O JN também pediu explicações ao ISS e ao Ministério do Trabalho e Segurança Social sobre a quebra nos beneficiários de abono de família que se agravou, este ano, mas não obteve resposta.
Salário mínimo pode ditar perda de apoios, se IAS tornar a "congelar"
O aumento de 6% do salário mínimo nacional (SMN) e de 4,4% do Indexante de Apoios Sociais (IAS), este ano, pode ditar a perda do abono de família em 2024. Para impedi-lo, o IAS terá de ser atualizado de novo para que os escalões de abono não deixem de fora quem ganha o SMN. Será o caso de um casal com um filho maior de 6 anos em que ambos recebam o SMN: este ano, têm o 3.º escalão, mas, em 2024, podem cair para o 4.º, deixando de ter direito a abono.
2,3 milhões em risco de pobreza ou exclusão
Os dados mais recentes do INE dizem que, em 2020, a taxa de risco de pobreza (habitantes com rendimento mensal inferior a 554 euros) aumentou para 18,4%. A estes 1,893 milhões, junta-se meio milhão em risco de exclusão social (agregados com pouca intensidade laboral ou em privação severa).
23% em risco de pobreza sem apoios sociais
Após pagamento de pensões e antes de transferências sociais, quase um em cada quatro habitantes estaria em risco de pobreza.
Ajuda-me a pagar luz e água
Com três filhos menores, Raquel Macunge, 40 anos, recebe um salário de 768 euros e um cartão de compras com o valor do subsídio de almoço, pelo que, sem os 202 euros do abono de família, não conseguiria sobreviver até ao fim do mês. Cantora rap em Angola, mudou-se para Portugal, em 2019, para a filha mais velha ter acompanhamento médico em Coimbra, pois tem problemas de saúde, dos quais tem vindo a melhorar.

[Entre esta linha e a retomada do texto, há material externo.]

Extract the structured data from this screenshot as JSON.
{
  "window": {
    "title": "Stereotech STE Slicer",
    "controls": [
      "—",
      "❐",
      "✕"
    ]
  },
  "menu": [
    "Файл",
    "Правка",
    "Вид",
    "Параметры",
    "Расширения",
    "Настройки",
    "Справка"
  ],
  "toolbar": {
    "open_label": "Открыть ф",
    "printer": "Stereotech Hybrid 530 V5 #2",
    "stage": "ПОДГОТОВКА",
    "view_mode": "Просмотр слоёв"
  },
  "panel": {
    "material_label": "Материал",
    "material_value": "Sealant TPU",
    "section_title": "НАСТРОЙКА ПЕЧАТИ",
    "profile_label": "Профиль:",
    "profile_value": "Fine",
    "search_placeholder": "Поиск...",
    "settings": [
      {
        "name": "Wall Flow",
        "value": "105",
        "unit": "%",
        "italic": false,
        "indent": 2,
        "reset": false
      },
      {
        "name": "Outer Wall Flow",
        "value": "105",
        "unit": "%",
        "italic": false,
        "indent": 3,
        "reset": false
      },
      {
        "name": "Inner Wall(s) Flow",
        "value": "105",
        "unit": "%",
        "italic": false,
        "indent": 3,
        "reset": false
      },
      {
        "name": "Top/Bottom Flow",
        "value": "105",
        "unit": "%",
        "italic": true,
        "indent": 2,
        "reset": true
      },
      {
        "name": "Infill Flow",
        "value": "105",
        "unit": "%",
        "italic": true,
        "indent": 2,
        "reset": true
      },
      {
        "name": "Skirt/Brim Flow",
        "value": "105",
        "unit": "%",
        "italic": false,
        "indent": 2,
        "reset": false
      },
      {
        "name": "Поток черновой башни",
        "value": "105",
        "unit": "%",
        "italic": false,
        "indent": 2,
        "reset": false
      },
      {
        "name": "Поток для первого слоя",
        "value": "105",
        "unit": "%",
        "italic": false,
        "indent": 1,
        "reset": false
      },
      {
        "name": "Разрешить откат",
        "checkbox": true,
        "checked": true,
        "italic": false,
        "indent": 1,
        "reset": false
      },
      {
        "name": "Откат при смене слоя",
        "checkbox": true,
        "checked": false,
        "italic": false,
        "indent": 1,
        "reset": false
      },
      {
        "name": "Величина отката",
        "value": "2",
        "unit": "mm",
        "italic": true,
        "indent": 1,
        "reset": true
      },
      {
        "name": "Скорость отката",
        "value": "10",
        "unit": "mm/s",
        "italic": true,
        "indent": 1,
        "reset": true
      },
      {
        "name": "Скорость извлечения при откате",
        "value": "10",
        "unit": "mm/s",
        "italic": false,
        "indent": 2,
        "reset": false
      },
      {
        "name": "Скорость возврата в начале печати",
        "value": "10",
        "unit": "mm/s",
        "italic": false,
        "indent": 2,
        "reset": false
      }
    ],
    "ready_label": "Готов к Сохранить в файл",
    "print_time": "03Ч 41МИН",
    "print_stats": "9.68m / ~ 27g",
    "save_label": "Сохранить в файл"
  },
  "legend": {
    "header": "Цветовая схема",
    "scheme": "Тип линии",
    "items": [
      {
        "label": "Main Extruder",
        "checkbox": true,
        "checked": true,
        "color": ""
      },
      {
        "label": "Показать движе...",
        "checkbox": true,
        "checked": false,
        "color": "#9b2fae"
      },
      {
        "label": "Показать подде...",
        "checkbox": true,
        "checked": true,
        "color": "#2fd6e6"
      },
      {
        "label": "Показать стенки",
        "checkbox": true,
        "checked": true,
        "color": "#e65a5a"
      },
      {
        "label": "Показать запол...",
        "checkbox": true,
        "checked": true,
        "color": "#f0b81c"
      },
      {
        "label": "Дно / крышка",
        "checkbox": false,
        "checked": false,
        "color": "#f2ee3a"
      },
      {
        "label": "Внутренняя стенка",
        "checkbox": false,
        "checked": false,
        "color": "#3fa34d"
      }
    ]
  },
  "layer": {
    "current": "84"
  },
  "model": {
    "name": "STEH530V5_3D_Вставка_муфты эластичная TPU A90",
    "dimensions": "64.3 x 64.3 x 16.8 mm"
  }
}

"O abono de família faz muita diferença. Não o consigo guardar a 100% para fazer uma poupança para os meus filhos, porque me ajuda a pagar a luz, a água, a comprar uma comidita em falta ou uma roupa", explica Raquel. "Mas guardo sempre algum [dinheiro] para ficar na retaguarda".
Trabalhadora empenhada, recebe prémios de assiduidade e de pontualidade, que lhe permitem ir pondo algum dinheiro na conta dos filhos. "O dono do Pingo Doce dá-nos 200 ou 300 euros no Natal para fazermos compras e 25 euros para cada filho. E dá-lhes prendas nos anos, campos de férias e explicações online", assegura. "Desde que trabalho lá, a minha vida mudou muito".
Cabaz mais magro
Como só pode contar com ajudas pontuais do marido, que ficou em Angola, Raquel vende, também, produtos de beleza na Internet, fabricados no seu país, para conseguir pagar a renda de casa de 400 euros, o ATL de 45 euros, todas as despesas com contas, combustível e comida, porque o cabaz da Segurança Social está cada vez mais pequeno. "Quando davam todos os alimentos, ajudava muito. Desde que cortaram no arroz, no atum, nas bolachas e no azeite, ficou mais complicado, mas vou-me aguentando".
Reconhecida pelos apoios que recebeu, sobretudo nos primeiros anos, da Cáritas e do Serviço de Atendimento e Acompanhamento Social da Amitei - Associação de Solidariedade Social de Marrazes, em Leiria, a angolana diz que a sua vida hoje está mais estável, graças ao abono de família, pelo que decidiu comprar um telemóvel a prestações. À porta, tinha sacos com roupas para doar. "Não deitamos nada fora. Levamos à Cáritas ou à Cruz Vermelha, porque há outras pessoas que precisam".
"Cá as pessoas reclamam e não têm noção de que têm quase tudo em Portugal. Em relação a Angola, há mais qualidade de vida", afirma. A título de exemplo, destaca o facto de os três filhos não pagarem refeições na escola e terem desconto nos transportes urbanos de Leiria Mobilis. "No meu país, ninguém nos dá abono. Fazemos tantos descontos e não recebemos nada em retorno. Já não volto para lá".